What impact, if any, does the 7 December 2020 Correspondence have on the reasonableness of the decision-making process?

  1. [54]
    In her reply submissions, Ms Narbeth referred to and annexed the 7 December 2020 Correspondence which had not been previously provided up until that point.[52] Ms Narbeth makes the following submissions:[53]
  • At the time of the 7 December 2020 Correspondence, "the Respondent was aware of the nature of the concerns ultimately put to the Appellant in a discipline process but made the decision to manage the matter via a less formal approach."
  • In the 7 December 2020 Correspondence, the Respondent did not put specific allegations to the Appellant, nor provide particulars to support their concerns - including in relation to the relationship between the Patient and the son of Ms Narbeth's work colleague.
  • Ms Narbeth did not provide a detailed response to the Respondent at that time because of the lack of evidence presented.
  • The Respondent failed to commence a disciplinary process after receiving the CCC assessment and after "having audited the access of the Appellant to a patient's records" which indicates "the Respondent had made the decision that this matter did not meet the threshold required to commence a disciplinary process and was therefore not a serious disciplinary matter."
  1. [55]
    Having reviewed the 7 December 2020 Correspondence, I observe that Mr Franettovich referred Ms Narbeth to the subject of the correspondence, being he is "in receipt of information that suggests you have inappropriately accessed medical records of a patient, namely [the Patient]."[54] He then refers to and annexes the ieMR record log and lists the occasions on which the inappropriate access was indicated.
  1. [56]
    Relevantly, the 7 December 2020 Correspondence states:

I understand that [the Patient] is a former domestic partner of [Mr X] and that there is a child or children of the relationship, of which your friend and colleague, [the Colleague], is grandmother.

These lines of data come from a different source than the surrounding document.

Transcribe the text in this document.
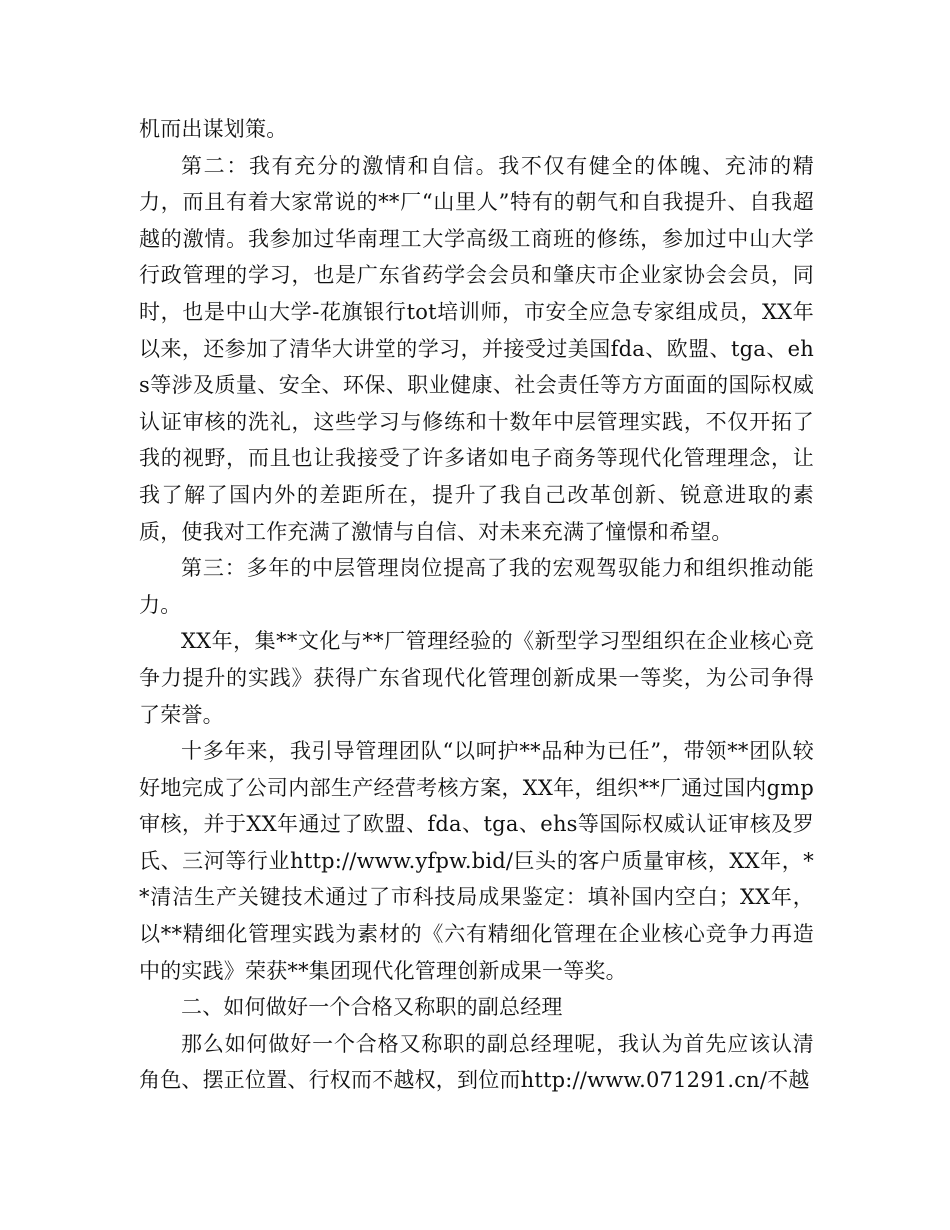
机而出谋划策。

第二：我有充分的激情和自信。我不仅有健全的体魄、充沛的精力，而且有着大家常说的**厂“山里人”特有的朝气和自我提升、自我超越的激情。我参加过华南理工大学高级工商班的修练，参加过中山大学行政管理的学习，也是广东省药学会会员和肇庆市企业家协会会员，同时，也是中山大学-花旗银行tot培训师，市安全应急专家组成员，XX年以来，还参加了清华大讲堂的学习，并接受过美国fda、欧盟、tga、ehs等涉及质量、安全、环保、职业健康、社会责任等方方面面的国际权威认证审核的洗礼，这些学习与修练和十数年中层管理实践，不仅开拓了我的视野，而且也让我接受了许多诸如电子商务等现代化管理理念，让我了解了国内外的差距所在，提升了我自己改革创新、锐意进取的素质，使我对工作充满了激情与自信、对未来充满了憧憬和希望。

第三：多年的中层管理岗位提高了我的宏观驾驭能力和组织推动能力。

XX年，集**文化与**厂管理经验的《新型学习型组织在企业核心竞争力提升的实践》获得广东省现代化管理创新成果一等奖，为公司争得了荣誉。

十多年来，我引导管理团队“以呵护**品种为已任”，带领**团队较好地完成了公司内部生产经营考核方案，XX年，组织**厂通过国内gmp审核，并于XX年通过了欧盟、fda、tga、ehs等国际权威认证审核及罗氏、三河等行业http://www.yfpw.bid/巨头的客户质量审核，XX年，**清洁生产关键技术通过了市科技局成果鉴定：填补国内空白；XX年，以**精细化管理实践为素材的《六有精细化管理在企业核心竞争力再造中的实践》荣获**集团现代化管理创新成果一等奖。

二、如何做好一个合格又称职的副总经理

那么如何做好一个合格又称职的副总经理呢，我认为首先应该认清角色、摆正位置、行权而不越权，到位而http://www.071291.cn/不越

I am concerned there may not be a genuine work-related reason for the above access, and that your conduct may not meet the standards of professional conduct as set out in the Code of Conduct for the Queensland Public Service and Public Sector Ethics Act 1994 (Qld). It may also constitute a breach of clause 3.1 of MHHS policy 'Access to Patient Integrated Electronic Medical Records (ieMR) Document ID: C-PRO 538 V1.0' (copy enclosed).

Before I decide how to proceed in this matter, I would like to give you an opportunity to respond. You may choose to provide me with your recollection of events and/or any information you believe is relevant to the issues raised in this letter.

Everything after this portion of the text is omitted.